A former senior NHS IT director has pleaded guilty to corruption after accepting payments for awarding a £950,000 contract.

Peter Lewis, former informatics director at the Royal Surrey County NHS Foundation Trust, admitted accepting payments from Richard Moxon, director of an IT company, who also pleaded guilty to corruption in March this year.

A statement from Surrey police said that in 2011, Lewis awarded Moxon a £950,000 year-long contract for a system that was meant to record data generated in the hospital’s emergency department.

Moxon would submit invoices to the trust each month from different company he controlled, and Lewis would pay them out. Each payment was beneath £15,000, allowing Lewis to sign them off without oversight.

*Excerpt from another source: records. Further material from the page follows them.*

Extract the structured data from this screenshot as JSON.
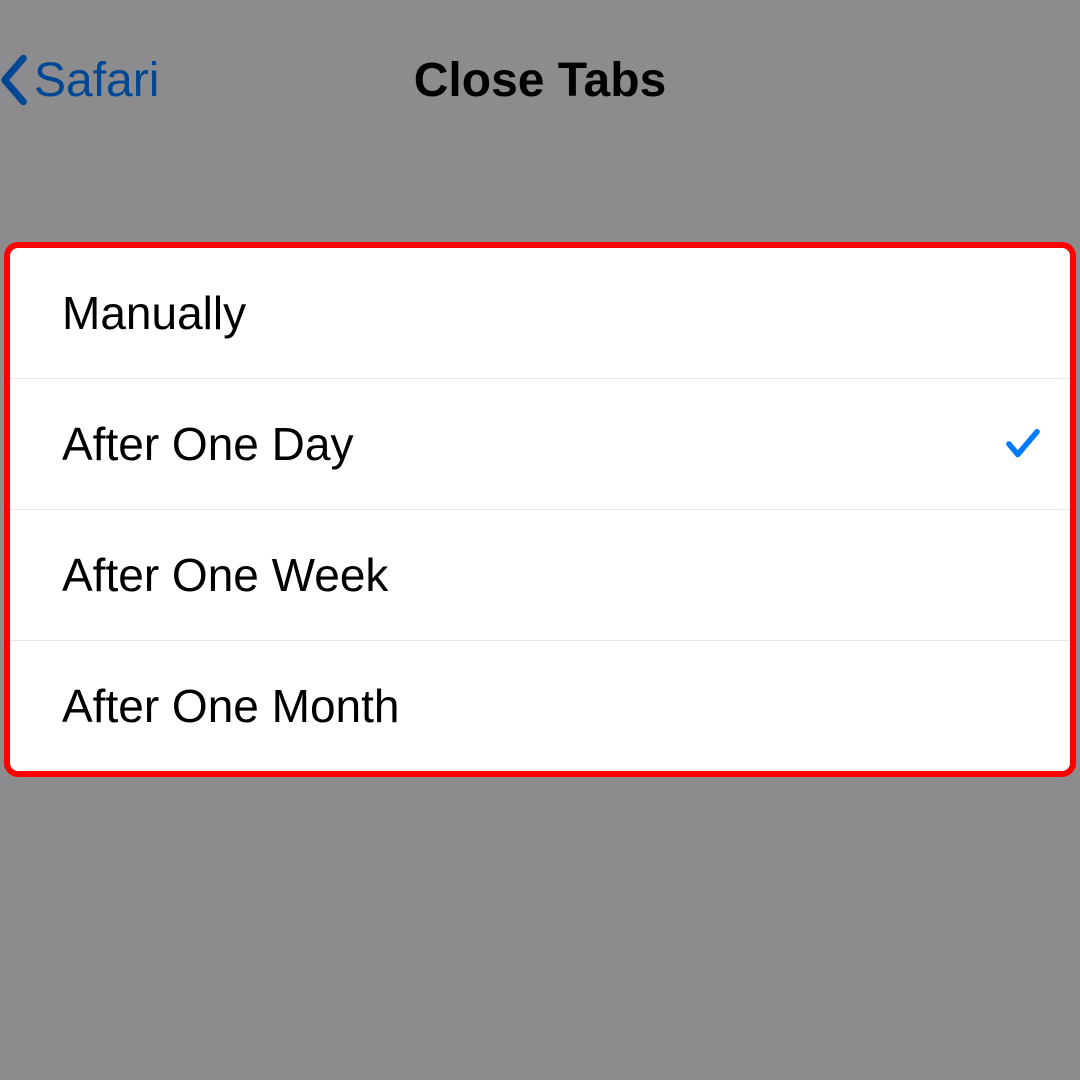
{
  "header": {
    "back_label": "Safari",
    "title": "Close Tabs"
  },
  "options": [
    {
      "label": "Manually",
      "selected": false
    },
    {
      "label": "After One Day",
      "selected": true
    },
    {
      "label": "After One Week",
      "selected": false
    },
    {
      "label": "After One Month",
      "selected": false
    }
  ],
  "colors": {
    "accent": "#007AFF",
    "highlight": "#ff0000"
  }
}
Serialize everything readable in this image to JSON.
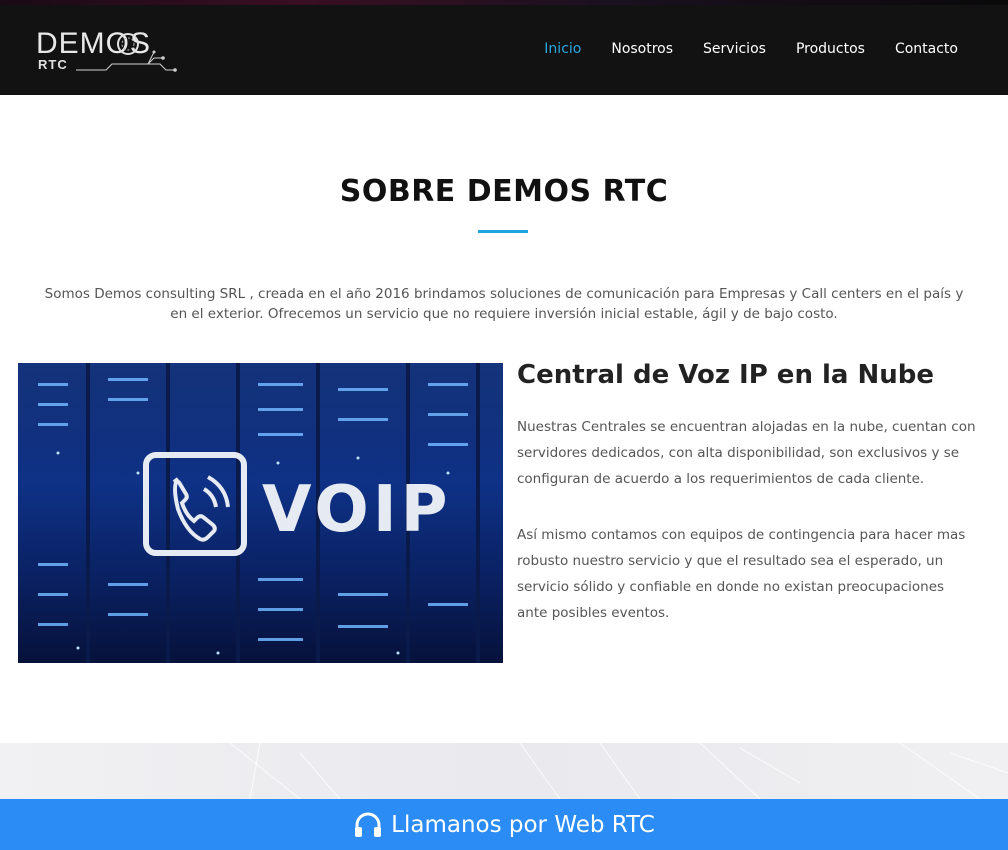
{
  "logo": {
    "name": "DEMOS",
    "sub": "RTC"
  },
  "nav": {
    "items": [
      {
        "label": "Inicio",
        "active": true
      },
      {
        "label": "Nosotros",
        "active": false
      },
      {
        "label": "Servicios",
        "active": false
      },
      {
        "label": "Productos",
        "active": false
      },
      {
        "label": "Contacto",
        "active": false
      }
    ]
  },
  "about": {
    "title": "SOBRE DEMOS RTC",
    "intro": "Somos Demos consulting SRL , creada en el año 2016 brindamos soluciones de comunicación para Empresas y Call centers en el país y en el exterior. Ofrecemos un servicio que no requiere inversión inicial estable, ágil y de bajo costo."
  },
  "feature": {
    "image_text": "VOIP",
    "heading": "Central de Voz IP en la Nube",
    "para1": "Nuestras Centrales se encuentran alojadas en la nube, cuentan con servidores dedicados, con alta disponibilidad, son exclusivos y se configuran de acuerdo a los requerimientos de cada cliente.",
    "para2": "Así mismo contamos con equipos de contingencia para hacer mas robusto nuestro servicio y que el resultado sea el esperado, un servicio sólido y confiable en donde no existan preocupaciones ante posibles eventos."
  },
  "cta": {
    "label": "Llamanos por Web RTC",
    "icon": "headphones-icon"
  },
  "colors": {
    "accent": "#1fa2e0",
    "cta": "#2b8cf5",
    "navbar": "#121212"
  }
}
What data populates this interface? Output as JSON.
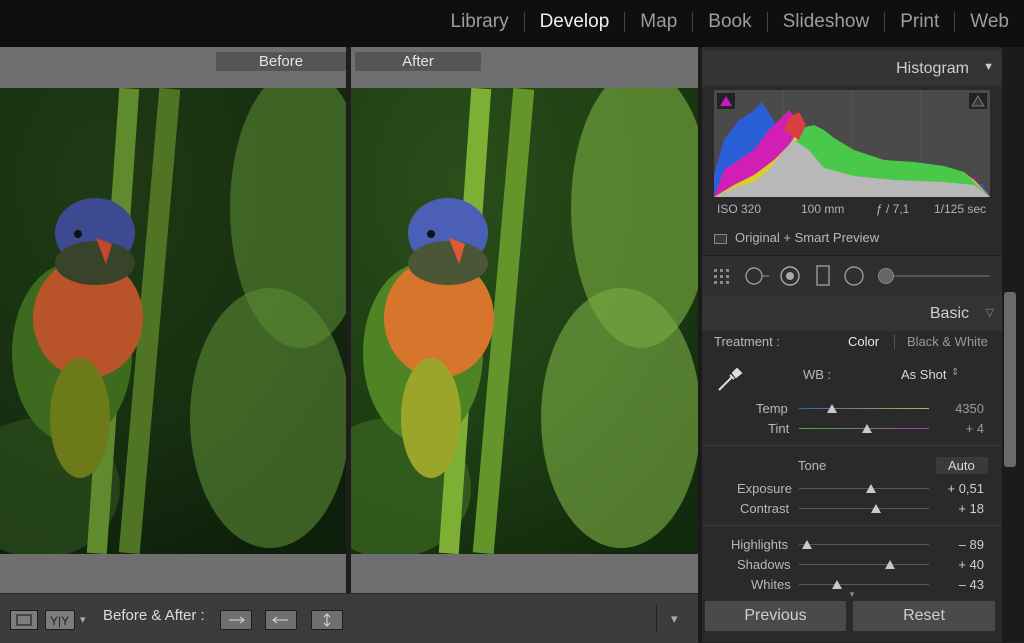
{
  "modules": [
    "Library",
    "Develop",
    "Map",
    "Book",
    "Slideshow",
    "Print",
    "Web"
  ],
  "active_module": "Develop",
  "view": {
    "before_label": "Before",
    "after_label": "After"
  },
  "toolbar": {
    "before_after_label": "Before & After :"
  },
  "histogram": {
    "title": "Histogram",
    "iso": "ISO 320",
    "focal": "100 mm",
    "aperture": "ƒ / 7,1",
    "shutter": "1/125 sec",
    "preview_label": "Original + Smart Preview"
  },
  "basic": {
    "title": "Basic",
    "treatment_label": "Treatment :",
    "treatment_color": "Color",
    "treatment_bw": "Black & White",
    "wb_label": "WB :",
    "wb_value": "As Shot",
    "tone_label": "Tone",
    "auto_label": "Auto",
    "sliders": [
      {
        "label": "Temp",
        "value": "4350",
        "position": 0.25
      },
      {
        "label": "Tint",
        "value": "+ 4",
        "position": 0.52
      },
      {
        "label": "Exposure",
        "value": "+ 0,51",
        "position": 0.55
      },
      {
        "label": "Contrast",
        "value": "+ 18",
        "position": 0.59
      },
      {
        "label": "Highlights",
        "value": "– 89",
        "position": 0.06
      },
      {
        "label": "Shadows",
        "value": "+ 40",
        "position": 0.7
      },
      {
        "label": "Whites",
        "value": "– 43",
        "position": 0.29
      }
    ]
  },
  "buttons": {
    "previous": "Previous",
    "reset": "Reset"
  }
}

In return, Moxon paid Lewis more that £73,770 and an additional £7,200 to a stable to which Lewis owed money.

Detective sergeant Chris Rambour, of the Surrey and Sussex Economic Crime Unit, said that Lewis had breached the trust placed in him to “feather his own nest”.

Trust deputy chief executive Alf Turner said Lewis had breached the fundamental standards of honesty and integrity expected of staff.

“We are pleased that, although it has taken a long time, justice will be served.”

The trust uncovered the fraud while investigating another supplier. A subsequent police investigation found 40% of the software Moxon supplied was not required by the trust.

For the financial year 2011-12, the trust declared a loss of £433,000 for the project involving Moxon’s software, with direct fraud relating to Moxon and Lewis' corruption accounting for £81,000.